Ich liebe den Herbst, denn dann ist Kürbissaison. Was man mit Kürbissen alles machen kann! Man kann sie kochen, backen, dünsten oder pürieren, zu Marmelade, Mus, Chutney oder Suppe verarbeiten. Alles ist möglich.So vielseitig wie sie sind, so schmackhaft sind diese Beeren auch. Ja richtig, botanisch gesehen sind Kürbisse Beeren. Aufgrund ihrer dicken Schale sind sie sogenannte Panzerbeeren, und zudem auch eine der ältesten Kulturpflanzen der Welt.
Eines hat mich in der Vergangenheit jedoch immer gestört: Rund die Hälfte eines jeden Kürbis landete immer in Form von Kernen und anderen Resten in der Abfalltonne. Dieser Verschwendung wollte ich Einhalt gebieten, zumal geröstete Kürbiskerne sonst für teures Geld käuflich zu erwerben sind.

 

 

Die Vorbereitung der Kürbiskerne

 

Ich habe mich für die Kerne eines Hokkaido entschieden, denn nicht alle Kürbiskerne schmecken gleich. Die des Butternut zum Beispiel trafen meinen persönlichen Geschmack eher weniger. Hier ist natürlich Ausprobieren gefragt, um die eigenen Vorlieben zu finden. Wichtig ist nur, keinesfalls die eines Zierkürbis zu verwenden, da deren Kerne giftig sind.
Zunächst muss man die Kerne säubern. Für eine erste, grobe Reinigung trennt man sie von übrigen Faserresten mit den Händen. In einer Schüssel voller Wasser werden die Kerne dann durchgespült.

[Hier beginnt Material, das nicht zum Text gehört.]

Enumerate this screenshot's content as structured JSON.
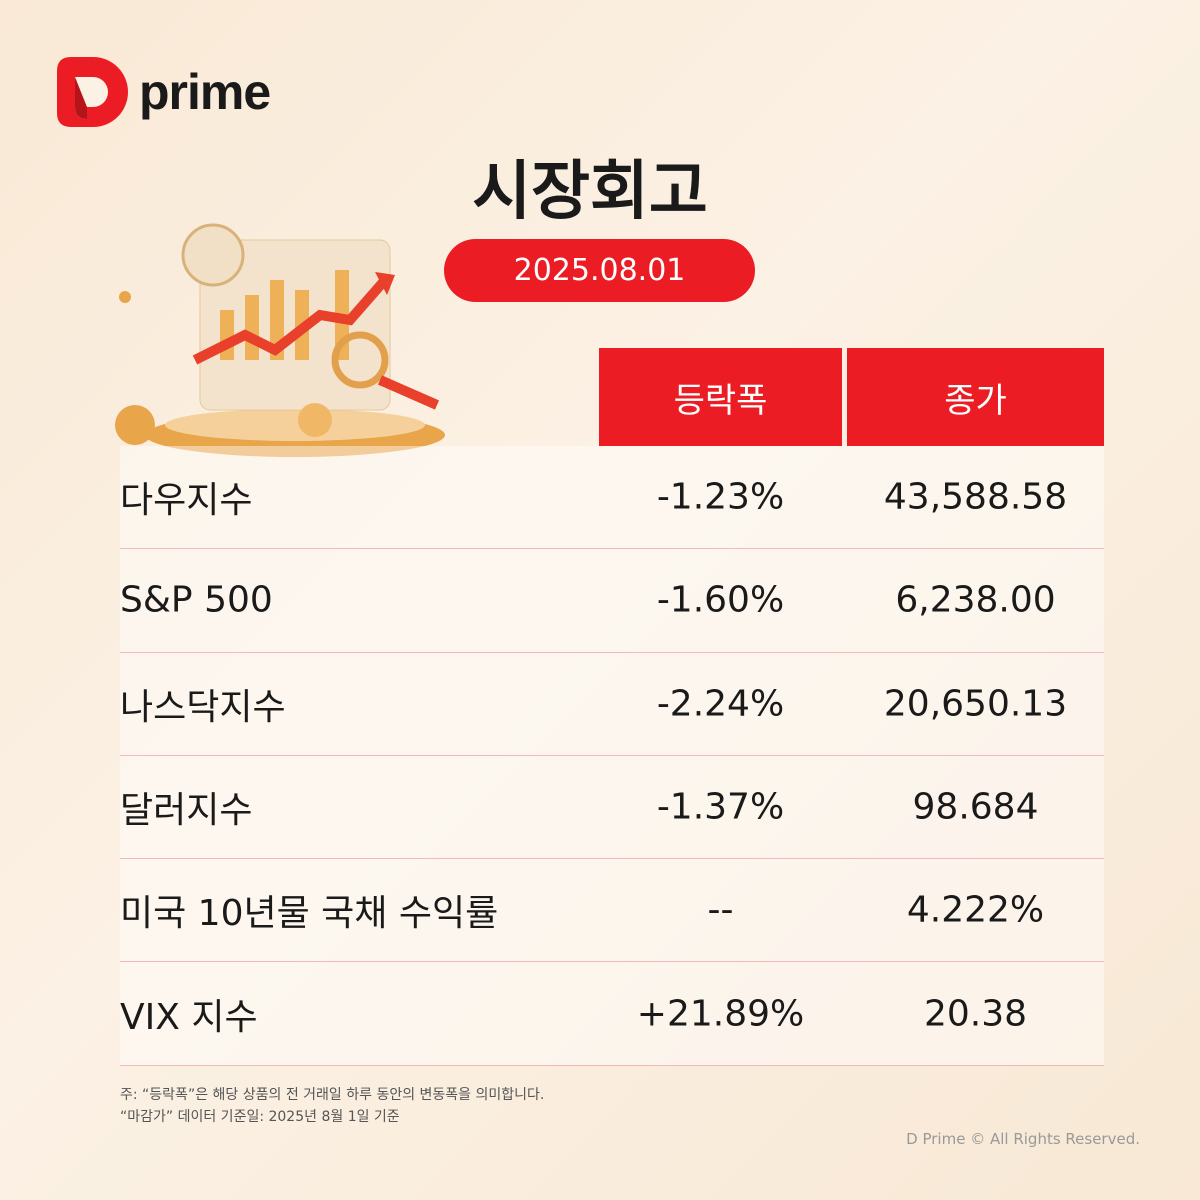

Nun sollten sie bereits weitestgehend faserfrei sein. Wieder kommen sie nun in eine Schüssel voller Wasser, diesmal jedoch soll dieses stark gesalzen sein. In dieser Salzlake bleiben sie nun möglichst über Nacht zum Einweichen stehen. Die Kerne werden dann am nächsten Tag einfach mit einem Küchenhandtuch abgetrocknet. Küchenpapier sollte dabei allerdings niemals verwendet werden, denn dieses würde nur an den feuchten Kernen kleben bleiben.

 

Kürbiskerne in einer Schale mit Salzlakegesäuberte Kürbiskerne

 

 

Das Rösten der Kürbiskerne

 

Schließlich kann man die Kürbiskerne jetzt rösten. Hierzu wird einfach etwas Öl in eine Pfanne gegeben, und die Kerne werden bei hoher Temperatur darin geschwenkt. Zusätzliches Salz ist ein Muss, doch ein weiteres Würzen mit Pfeffer oder anderen Gewürzen kann ganz nach Belieben erfolgen. Schon nach wenigen Minuten zeigen die Kerne eine goldbraune Farbe und tanzen lautstark wie Popkorn in der Pfanne herum.
Sie sind nun fertig. Mit etwas Übung gelingt es leicht die Schale zu entfernen, um an die leckeren Samen zu gelangen. Diese kann aber auch einfach mitgegessen werden. Zwar ist sie beim Hokkaido recht dick, doch durch den leichten Ölfilm haftet das Salz gut daran, und sie schmecken mit Schale ebenso gut wie ohne. Bon Appetit!